For any reader, the ideal is Scripture norming our understanding, not the reverse. In practice, everyone brings presuppositions to any serious study of the Bible. It's unavoidable. Culture, our experiences, prior teachings; all these things influence our understanding. The safeguard is letting the text speak on its own terms.
Many traditions emphasize sola Scriptura (Scripture alone as the final authority), while others see Scripture + Tradition + Magisterium as the most sacred form of Biblical instruction. 2 Timothy 3:16-17 itself pushes toward self-sufficiency. That doesn’t mean ignoring helpful tools, but it does warn against letting political systems, philosophies, socioeconomic pressures, or feelings sit in judgment over the text. The same text that equips also confronts laziness, fear, or compromise.

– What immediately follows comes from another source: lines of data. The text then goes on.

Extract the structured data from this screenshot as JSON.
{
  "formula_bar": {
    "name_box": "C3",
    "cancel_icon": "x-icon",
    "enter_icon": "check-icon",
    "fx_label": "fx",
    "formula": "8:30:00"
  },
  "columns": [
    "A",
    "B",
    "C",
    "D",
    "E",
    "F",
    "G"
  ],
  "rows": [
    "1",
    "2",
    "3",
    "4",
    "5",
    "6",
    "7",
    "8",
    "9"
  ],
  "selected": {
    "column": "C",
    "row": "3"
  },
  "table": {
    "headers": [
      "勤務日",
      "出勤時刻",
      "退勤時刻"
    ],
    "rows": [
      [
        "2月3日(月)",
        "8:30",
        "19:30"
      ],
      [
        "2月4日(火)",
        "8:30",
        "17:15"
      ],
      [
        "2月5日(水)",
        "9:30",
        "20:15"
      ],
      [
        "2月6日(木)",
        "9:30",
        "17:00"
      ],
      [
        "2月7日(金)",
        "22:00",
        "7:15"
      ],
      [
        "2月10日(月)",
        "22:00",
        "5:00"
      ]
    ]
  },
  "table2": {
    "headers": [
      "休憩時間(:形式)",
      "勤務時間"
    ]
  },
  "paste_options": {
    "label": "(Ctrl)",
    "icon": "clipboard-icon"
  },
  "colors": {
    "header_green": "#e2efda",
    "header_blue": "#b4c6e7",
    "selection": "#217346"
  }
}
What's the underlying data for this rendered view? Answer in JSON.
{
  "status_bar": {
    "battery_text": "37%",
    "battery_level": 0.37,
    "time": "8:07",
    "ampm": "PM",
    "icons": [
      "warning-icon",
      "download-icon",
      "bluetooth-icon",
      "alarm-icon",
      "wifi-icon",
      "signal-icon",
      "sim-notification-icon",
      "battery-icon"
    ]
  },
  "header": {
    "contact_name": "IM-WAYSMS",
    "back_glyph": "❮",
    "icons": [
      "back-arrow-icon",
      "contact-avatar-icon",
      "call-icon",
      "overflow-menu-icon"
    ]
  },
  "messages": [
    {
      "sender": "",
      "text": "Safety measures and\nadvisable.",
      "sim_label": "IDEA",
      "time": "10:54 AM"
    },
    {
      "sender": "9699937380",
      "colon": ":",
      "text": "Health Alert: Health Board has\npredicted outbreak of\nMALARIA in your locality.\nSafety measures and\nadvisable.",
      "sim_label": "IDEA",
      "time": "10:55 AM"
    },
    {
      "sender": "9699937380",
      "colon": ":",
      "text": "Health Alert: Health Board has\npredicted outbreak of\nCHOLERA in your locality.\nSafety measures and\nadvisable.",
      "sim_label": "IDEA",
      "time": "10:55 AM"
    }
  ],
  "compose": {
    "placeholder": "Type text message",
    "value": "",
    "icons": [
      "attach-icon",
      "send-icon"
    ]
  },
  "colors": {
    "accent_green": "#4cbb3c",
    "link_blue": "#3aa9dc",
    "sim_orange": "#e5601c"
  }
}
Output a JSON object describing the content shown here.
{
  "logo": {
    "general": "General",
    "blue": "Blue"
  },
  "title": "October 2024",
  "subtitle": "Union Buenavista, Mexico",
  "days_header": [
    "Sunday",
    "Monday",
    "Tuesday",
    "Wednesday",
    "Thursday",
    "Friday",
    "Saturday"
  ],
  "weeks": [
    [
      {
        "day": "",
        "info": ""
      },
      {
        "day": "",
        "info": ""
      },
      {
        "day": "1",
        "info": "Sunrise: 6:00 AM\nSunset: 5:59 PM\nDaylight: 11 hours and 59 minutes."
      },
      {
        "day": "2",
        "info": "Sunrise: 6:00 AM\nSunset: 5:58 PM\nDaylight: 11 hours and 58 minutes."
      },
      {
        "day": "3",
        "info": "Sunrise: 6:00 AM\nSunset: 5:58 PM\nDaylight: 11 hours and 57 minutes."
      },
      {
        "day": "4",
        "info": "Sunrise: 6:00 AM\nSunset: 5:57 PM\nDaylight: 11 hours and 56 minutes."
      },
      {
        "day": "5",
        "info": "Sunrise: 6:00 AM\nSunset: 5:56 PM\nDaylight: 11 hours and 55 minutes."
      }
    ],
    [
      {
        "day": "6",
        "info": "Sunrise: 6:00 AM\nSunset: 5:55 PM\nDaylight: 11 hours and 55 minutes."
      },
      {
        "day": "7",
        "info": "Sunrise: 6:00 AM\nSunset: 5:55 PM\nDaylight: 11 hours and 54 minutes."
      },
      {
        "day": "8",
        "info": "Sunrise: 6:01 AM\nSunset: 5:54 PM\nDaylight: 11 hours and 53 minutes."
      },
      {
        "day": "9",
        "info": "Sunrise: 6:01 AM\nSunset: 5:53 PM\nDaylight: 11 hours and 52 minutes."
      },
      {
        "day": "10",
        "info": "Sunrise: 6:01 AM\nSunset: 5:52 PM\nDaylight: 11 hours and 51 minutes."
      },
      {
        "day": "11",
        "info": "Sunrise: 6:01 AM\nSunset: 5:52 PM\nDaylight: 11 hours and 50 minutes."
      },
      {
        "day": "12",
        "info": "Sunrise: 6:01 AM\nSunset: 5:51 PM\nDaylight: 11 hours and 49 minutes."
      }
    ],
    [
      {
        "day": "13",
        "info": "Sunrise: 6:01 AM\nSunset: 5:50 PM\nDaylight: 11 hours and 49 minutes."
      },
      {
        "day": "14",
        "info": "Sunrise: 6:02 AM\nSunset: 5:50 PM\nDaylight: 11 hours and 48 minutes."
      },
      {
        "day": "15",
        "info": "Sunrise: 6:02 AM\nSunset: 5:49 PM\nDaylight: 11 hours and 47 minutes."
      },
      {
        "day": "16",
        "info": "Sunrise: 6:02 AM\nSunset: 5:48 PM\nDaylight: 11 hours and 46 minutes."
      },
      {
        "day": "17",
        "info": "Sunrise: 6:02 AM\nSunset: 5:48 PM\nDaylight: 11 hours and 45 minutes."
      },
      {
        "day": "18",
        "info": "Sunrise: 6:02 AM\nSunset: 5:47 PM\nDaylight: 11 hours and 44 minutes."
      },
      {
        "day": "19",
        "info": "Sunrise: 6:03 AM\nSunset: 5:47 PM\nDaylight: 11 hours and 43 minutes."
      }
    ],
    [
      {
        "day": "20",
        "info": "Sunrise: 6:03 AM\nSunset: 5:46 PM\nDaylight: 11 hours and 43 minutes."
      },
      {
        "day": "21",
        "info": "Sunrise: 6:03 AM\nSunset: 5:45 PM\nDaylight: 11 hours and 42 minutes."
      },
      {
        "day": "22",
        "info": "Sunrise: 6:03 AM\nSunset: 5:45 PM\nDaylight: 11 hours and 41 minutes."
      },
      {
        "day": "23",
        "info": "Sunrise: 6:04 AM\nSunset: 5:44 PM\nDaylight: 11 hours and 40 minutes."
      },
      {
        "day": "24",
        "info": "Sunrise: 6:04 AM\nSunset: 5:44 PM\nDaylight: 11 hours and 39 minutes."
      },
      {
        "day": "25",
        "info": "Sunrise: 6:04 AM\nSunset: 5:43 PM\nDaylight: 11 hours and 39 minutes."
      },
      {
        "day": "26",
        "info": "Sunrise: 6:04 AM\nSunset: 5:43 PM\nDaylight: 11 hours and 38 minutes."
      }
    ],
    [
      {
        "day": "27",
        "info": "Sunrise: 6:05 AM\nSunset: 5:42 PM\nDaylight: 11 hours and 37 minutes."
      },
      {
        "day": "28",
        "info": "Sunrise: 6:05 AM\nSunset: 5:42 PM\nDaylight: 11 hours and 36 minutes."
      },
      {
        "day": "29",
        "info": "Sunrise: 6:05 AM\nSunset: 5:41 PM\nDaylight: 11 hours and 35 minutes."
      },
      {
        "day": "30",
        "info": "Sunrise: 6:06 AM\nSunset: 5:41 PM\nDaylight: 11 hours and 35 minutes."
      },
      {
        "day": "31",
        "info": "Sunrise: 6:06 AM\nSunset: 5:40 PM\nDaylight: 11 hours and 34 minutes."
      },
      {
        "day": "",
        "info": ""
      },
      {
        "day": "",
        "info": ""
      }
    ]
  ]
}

Evangelists, let the Word do its work daily. Teach and preach what is true, reproving what is false. Correct the paths people walk, train them to walk worthy. Honor your call to evangelize the people. And if you're called to Pastoral care, or teaching the Word, then do what God has done in you. Nothing will be more frustrating to the man of God then to be called to a particular Spiritual gift and to not follow that path. Having once learned God's plan for your, it is not for you to leave it left undone.
The goal is clear; the man of God becomes complete, fully equipped, capable for every good work. This is not a marginal claim; it stands as a cornerstone for how believers should approach the Bible. Once a person has clearly seen God’s revealed will, through His Word, it becomes a matter of obedience, not option.
James 4:17 "So whoever knows the right thing to do and fails to do it, for him it is sin."
The "plan" is not always dramatic or public. For most of us it is the daily, faithful discharge of the gifts, opportunities, relationships, and assignments God has already placed in our hands.
Man of God, what has the Lord made clear to you lately that you must not leave unfinished?
God has prepared the works.
Spoke to those things in His Word.
You have been created for them.
The only remaining question is whether you will walk in them.
Pray, study Scripture, seek counsel, and look at the needs around you and the gifts inside you. Man of God, the same grace that saved you now compels you forward. You are not working for salvation; you are working from it.
Now go and make disciples of all nations, baptizing them in the name of the Father and of the Son and of the Holy Spirit, teaching them to observe all that Jesus has commanded you (Matthew 28:18-20).